Face aux grévistes, Arvin Meritor a dû reculer

Brève
21/03/2008

Après trois jours de grève, les travailleurs d'Arvin Meritor ont fait reculer leur direction de manière significative sur les salaires.

Ce qui a provoqué la colère, c'est d'apprendre que les travailleurs de Renault Trucks, à Vénissieux, allaient toucher un intéressement de 1600 euros alors qu'eux devraient se contenter de 1,4 % d'augmentation générale. C'était considéré comme une injustice supplémentaire, après avoir perdu une bonne partie de leurs acquis (les RTT entre autres) quand l'usine Ponts-Essieux de Saint-Priest a été vendue à Arvin Meritor au lieu de rester Renault Trucks.

La grève a démarré mercredi 19 mars à 9h et les grévistes (la quasi totalité des ouvriers embauchés) ont bloqué l'entrée et la sortie des camions, les équipes se relayant de jour comme de nuit. Vendredi il n'y avait plus de travail, et les usines de montage de Bourg-en-Bresse et de Blainville, n'étant plus approvisionnées, étaient bloquées.

La direction a reculé progressivement et a finalement proposé une augmentation générale de 2,2 % avec un talon de 30 euros et une prime de 500 euros en avril. C'est loin de ce qui serait nécessaire pour rattraper les retards de salaires et pouvoir vivre correctement. Mais les grévistes ont décidé de reprendre le travail après le week-end de Pâques car ils considèrent que c'est une première victoire d'avoir fait reculer cette direction qui fait travailler toujours plus pour des salaires toujours aussi bas.
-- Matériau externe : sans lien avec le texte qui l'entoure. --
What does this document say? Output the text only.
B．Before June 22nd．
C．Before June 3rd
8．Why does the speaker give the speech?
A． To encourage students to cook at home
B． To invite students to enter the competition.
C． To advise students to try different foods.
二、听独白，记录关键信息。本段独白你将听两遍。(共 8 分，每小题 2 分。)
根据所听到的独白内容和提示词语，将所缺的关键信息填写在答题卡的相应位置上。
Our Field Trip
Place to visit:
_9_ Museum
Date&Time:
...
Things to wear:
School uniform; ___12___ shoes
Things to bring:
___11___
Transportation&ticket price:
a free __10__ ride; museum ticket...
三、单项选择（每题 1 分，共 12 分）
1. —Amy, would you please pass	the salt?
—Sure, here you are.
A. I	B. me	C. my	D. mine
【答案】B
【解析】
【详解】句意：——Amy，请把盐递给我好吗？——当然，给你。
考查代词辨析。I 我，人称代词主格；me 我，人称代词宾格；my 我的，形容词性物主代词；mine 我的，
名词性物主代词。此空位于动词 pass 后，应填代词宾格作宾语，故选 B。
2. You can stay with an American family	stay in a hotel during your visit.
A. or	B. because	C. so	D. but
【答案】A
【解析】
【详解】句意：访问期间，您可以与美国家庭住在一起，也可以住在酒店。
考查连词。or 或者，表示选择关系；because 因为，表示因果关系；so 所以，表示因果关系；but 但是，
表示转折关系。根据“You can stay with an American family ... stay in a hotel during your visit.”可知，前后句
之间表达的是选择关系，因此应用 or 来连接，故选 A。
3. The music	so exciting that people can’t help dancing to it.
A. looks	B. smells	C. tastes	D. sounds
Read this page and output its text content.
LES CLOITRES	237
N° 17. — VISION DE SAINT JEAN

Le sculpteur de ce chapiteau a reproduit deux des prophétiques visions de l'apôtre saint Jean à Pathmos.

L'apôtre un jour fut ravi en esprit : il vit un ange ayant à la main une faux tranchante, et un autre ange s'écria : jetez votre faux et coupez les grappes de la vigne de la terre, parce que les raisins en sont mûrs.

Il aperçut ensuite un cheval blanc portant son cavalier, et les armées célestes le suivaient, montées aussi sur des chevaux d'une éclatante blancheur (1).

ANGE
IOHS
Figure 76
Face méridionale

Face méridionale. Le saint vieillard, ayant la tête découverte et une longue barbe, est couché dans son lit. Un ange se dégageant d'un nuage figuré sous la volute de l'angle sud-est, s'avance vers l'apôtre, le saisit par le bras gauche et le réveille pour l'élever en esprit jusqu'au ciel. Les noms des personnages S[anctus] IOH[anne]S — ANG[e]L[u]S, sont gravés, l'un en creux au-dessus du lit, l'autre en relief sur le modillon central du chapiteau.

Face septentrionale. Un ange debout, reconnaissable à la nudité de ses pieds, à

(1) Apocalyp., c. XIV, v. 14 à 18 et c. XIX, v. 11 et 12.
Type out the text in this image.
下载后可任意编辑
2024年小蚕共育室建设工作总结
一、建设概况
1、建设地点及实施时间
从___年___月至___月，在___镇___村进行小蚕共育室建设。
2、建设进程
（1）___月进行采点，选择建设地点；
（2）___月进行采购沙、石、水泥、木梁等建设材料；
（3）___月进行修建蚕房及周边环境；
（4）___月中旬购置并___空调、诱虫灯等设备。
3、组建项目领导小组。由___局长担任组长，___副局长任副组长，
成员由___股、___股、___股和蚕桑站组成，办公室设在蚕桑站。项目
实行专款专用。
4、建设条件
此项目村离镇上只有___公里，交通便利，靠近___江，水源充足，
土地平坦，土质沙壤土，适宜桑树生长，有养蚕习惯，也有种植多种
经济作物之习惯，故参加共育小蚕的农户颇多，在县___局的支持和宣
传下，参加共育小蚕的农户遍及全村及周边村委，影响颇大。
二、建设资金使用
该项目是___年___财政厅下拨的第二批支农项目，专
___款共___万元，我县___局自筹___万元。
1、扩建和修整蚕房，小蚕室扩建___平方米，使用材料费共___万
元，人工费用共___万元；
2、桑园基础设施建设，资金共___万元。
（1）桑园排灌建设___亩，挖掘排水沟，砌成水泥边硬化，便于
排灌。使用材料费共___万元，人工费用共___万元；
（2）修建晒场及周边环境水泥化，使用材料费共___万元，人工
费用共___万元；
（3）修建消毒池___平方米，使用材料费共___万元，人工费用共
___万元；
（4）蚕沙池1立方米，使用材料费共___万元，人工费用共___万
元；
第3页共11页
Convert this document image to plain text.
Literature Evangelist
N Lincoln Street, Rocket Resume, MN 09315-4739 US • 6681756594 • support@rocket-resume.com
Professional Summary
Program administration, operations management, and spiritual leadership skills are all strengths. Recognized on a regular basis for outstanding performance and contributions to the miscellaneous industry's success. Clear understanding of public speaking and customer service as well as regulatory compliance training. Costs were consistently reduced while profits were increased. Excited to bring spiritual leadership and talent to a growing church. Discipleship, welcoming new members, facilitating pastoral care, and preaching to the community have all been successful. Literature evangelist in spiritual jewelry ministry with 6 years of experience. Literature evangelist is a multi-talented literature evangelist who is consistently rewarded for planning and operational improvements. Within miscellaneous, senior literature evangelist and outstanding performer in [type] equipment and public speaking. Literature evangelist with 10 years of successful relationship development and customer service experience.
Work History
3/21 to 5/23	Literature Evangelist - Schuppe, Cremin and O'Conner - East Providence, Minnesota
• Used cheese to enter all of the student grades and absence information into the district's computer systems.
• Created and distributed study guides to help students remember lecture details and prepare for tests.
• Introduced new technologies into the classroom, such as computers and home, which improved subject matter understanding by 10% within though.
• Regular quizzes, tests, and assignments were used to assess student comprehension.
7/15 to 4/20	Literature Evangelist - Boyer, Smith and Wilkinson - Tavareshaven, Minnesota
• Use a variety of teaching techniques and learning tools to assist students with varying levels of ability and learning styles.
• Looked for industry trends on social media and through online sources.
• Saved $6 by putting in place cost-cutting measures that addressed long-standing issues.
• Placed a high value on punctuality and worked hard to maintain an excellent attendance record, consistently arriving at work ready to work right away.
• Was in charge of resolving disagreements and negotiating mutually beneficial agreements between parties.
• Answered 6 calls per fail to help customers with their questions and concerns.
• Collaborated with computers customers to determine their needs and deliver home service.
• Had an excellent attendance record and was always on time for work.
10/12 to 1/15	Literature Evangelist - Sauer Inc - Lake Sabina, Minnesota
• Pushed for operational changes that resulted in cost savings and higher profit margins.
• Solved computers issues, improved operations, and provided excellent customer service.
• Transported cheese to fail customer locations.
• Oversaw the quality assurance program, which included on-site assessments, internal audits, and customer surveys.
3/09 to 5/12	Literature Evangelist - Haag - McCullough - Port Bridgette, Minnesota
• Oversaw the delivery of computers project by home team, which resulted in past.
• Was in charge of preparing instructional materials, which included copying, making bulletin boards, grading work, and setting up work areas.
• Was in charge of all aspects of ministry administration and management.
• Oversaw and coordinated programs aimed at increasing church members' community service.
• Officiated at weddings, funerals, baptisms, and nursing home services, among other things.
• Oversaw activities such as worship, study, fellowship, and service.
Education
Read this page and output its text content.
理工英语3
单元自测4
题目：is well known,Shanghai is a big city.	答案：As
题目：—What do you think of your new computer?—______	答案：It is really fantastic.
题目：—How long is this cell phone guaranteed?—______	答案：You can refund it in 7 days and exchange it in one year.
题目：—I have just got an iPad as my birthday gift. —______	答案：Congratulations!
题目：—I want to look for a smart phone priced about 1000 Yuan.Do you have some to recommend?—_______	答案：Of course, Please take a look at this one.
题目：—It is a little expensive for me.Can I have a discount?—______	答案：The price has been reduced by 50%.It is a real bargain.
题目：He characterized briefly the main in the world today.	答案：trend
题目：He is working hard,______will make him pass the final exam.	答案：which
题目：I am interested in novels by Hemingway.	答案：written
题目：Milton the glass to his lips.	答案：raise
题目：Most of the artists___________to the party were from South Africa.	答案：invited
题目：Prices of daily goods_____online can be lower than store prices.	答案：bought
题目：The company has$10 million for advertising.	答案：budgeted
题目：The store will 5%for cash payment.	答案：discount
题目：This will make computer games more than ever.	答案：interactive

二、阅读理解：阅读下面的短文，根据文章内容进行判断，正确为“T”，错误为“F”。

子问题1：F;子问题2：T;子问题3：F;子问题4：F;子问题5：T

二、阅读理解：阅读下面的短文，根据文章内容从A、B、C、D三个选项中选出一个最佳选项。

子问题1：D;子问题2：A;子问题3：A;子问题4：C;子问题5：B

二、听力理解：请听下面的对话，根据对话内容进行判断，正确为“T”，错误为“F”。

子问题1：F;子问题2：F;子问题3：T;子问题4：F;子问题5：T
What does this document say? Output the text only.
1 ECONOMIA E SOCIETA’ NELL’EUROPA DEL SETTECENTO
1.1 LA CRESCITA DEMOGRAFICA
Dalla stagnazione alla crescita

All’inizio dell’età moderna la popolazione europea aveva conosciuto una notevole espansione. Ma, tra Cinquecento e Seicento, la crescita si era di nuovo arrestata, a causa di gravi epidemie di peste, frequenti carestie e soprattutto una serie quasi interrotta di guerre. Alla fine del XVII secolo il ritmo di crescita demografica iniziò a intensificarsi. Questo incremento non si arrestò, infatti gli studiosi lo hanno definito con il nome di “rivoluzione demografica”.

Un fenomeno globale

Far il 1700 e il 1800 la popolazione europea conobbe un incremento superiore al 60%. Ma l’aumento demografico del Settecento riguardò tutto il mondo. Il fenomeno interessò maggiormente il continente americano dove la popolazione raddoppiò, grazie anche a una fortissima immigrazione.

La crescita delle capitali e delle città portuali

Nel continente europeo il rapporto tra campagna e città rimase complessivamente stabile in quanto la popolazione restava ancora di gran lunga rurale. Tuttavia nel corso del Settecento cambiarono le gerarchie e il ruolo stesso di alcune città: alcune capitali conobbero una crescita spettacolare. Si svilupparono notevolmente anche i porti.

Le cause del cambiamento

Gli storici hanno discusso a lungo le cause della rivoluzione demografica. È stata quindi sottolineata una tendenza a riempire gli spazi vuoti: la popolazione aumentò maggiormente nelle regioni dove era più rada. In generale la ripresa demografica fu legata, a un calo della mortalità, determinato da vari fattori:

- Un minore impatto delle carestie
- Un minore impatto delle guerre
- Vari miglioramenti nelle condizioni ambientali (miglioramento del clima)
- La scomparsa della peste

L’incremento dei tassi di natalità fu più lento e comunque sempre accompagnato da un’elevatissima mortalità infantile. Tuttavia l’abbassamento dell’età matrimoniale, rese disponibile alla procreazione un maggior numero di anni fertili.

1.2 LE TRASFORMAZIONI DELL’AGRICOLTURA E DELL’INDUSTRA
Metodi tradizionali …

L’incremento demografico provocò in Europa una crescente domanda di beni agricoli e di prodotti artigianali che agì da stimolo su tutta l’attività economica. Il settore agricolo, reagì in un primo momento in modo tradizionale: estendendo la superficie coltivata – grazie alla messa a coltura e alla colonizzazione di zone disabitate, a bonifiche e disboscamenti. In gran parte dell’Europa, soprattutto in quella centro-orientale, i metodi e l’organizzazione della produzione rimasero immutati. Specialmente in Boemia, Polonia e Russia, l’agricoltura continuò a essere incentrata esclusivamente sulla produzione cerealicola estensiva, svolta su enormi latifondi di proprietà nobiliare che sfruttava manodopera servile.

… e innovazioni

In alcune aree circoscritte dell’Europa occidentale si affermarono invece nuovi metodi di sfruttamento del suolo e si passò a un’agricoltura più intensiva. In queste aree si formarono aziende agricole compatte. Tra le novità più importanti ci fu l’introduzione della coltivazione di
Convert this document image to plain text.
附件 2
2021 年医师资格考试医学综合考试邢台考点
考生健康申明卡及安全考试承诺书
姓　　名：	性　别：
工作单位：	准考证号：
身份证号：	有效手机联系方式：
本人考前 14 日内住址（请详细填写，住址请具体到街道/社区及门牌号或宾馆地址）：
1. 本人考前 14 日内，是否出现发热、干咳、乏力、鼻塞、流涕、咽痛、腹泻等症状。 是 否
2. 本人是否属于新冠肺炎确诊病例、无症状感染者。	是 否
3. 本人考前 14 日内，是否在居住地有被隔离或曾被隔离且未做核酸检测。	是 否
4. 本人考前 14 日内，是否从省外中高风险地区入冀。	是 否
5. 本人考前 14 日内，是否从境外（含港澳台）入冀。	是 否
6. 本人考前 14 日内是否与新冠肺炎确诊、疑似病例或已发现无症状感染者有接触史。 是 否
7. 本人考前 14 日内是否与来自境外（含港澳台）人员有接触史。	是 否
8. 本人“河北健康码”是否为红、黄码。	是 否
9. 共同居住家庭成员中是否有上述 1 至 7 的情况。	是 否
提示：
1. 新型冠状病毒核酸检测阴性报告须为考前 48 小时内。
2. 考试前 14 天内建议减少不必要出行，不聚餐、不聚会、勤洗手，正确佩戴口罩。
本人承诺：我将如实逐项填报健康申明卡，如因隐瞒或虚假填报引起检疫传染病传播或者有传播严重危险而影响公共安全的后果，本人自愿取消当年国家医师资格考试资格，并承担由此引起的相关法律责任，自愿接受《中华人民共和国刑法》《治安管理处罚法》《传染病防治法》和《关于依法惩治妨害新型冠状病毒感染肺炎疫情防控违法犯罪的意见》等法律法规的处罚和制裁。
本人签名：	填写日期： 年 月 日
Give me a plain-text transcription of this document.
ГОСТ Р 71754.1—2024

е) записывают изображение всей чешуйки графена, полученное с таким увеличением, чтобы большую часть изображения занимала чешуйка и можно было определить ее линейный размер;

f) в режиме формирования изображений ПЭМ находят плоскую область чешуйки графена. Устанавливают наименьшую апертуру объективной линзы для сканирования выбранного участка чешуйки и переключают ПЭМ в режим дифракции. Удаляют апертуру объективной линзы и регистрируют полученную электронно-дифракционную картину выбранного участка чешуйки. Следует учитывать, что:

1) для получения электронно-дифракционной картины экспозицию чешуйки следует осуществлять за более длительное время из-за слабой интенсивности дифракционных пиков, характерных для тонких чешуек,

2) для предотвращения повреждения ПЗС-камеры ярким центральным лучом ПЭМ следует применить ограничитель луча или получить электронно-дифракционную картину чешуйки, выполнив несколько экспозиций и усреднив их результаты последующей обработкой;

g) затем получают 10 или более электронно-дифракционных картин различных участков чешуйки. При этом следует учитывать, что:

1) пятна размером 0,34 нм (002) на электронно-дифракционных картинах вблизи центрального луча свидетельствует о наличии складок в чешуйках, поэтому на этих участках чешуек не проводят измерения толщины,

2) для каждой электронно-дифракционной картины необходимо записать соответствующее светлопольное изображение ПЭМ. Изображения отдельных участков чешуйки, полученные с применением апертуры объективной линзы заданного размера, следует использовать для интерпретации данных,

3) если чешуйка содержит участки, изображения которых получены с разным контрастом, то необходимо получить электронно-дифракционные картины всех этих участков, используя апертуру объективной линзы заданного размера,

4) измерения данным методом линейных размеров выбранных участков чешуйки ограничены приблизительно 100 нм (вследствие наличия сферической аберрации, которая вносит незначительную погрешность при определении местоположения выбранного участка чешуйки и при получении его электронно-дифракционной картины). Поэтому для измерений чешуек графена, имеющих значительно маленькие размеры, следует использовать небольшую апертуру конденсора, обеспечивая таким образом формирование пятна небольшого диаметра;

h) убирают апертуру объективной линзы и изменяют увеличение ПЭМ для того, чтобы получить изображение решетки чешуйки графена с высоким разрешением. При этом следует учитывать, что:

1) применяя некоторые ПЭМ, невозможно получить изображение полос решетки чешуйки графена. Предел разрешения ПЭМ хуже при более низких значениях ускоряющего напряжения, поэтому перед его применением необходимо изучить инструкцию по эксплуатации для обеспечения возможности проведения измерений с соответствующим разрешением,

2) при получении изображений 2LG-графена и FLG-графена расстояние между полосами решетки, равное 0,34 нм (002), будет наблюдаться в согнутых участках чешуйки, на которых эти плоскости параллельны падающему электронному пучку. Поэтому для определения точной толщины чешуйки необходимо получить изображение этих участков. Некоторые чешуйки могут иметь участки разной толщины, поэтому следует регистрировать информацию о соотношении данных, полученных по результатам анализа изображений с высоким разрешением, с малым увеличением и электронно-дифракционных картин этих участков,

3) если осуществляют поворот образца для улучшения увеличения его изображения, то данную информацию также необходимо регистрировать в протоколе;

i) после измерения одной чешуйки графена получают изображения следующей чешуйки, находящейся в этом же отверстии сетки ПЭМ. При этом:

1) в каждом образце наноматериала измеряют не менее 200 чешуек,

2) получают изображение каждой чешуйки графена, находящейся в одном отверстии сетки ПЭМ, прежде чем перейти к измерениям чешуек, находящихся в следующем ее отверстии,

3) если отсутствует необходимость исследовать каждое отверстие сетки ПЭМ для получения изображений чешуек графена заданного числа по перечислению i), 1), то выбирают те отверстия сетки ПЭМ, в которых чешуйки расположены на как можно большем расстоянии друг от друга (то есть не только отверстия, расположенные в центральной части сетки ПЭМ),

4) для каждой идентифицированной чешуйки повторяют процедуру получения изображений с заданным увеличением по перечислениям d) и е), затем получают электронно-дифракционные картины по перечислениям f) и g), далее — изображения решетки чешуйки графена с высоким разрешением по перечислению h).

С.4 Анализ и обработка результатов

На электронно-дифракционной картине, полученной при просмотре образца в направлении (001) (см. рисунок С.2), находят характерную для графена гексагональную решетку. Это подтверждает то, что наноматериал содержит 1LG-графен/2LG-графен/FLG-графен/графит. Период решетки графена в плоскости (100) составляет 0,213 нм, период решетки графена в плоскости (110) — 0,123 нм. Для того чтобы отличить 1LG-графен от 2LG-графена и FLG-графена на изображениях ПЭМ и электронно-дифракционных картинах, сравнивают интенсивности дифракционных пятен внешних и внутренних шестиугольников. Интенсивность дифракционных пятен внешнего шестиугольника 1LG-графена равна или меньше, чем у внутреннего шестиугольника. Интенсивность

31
Et ils sortent de la grève avec un moral renforcé.

Jura - Ain

Smoby : les travailleurs trinquent, les héritiers prospèrent

Brève
05/03/2008

Après des mois de rumeurs et tractations secrètes entre actionnaires, banquiers et repreneurs potentiels, le tribunal de commerce vient d'annoncer que Smoby-Majorette sera repris par Simba et Ecoiffier, un tandem franco-allemand, avec la suppression de 679 emplois sur les 1080 du groupe.

C'est une véritable catastrophe pour tous les salariés des usines Smoby, Berchet ou Majorette, mais aussi pour les communes du Haut-Jura ou de la "plastic vallée" à Oyonnax, déjà durement touchée par les licenciements.

Cette hémorragie d'emplois est présentée localement comme une quasi-fatalité de la vie économique, conséquence de la concurrence ou de l'endettement du groupe. Tout cela a bon dos !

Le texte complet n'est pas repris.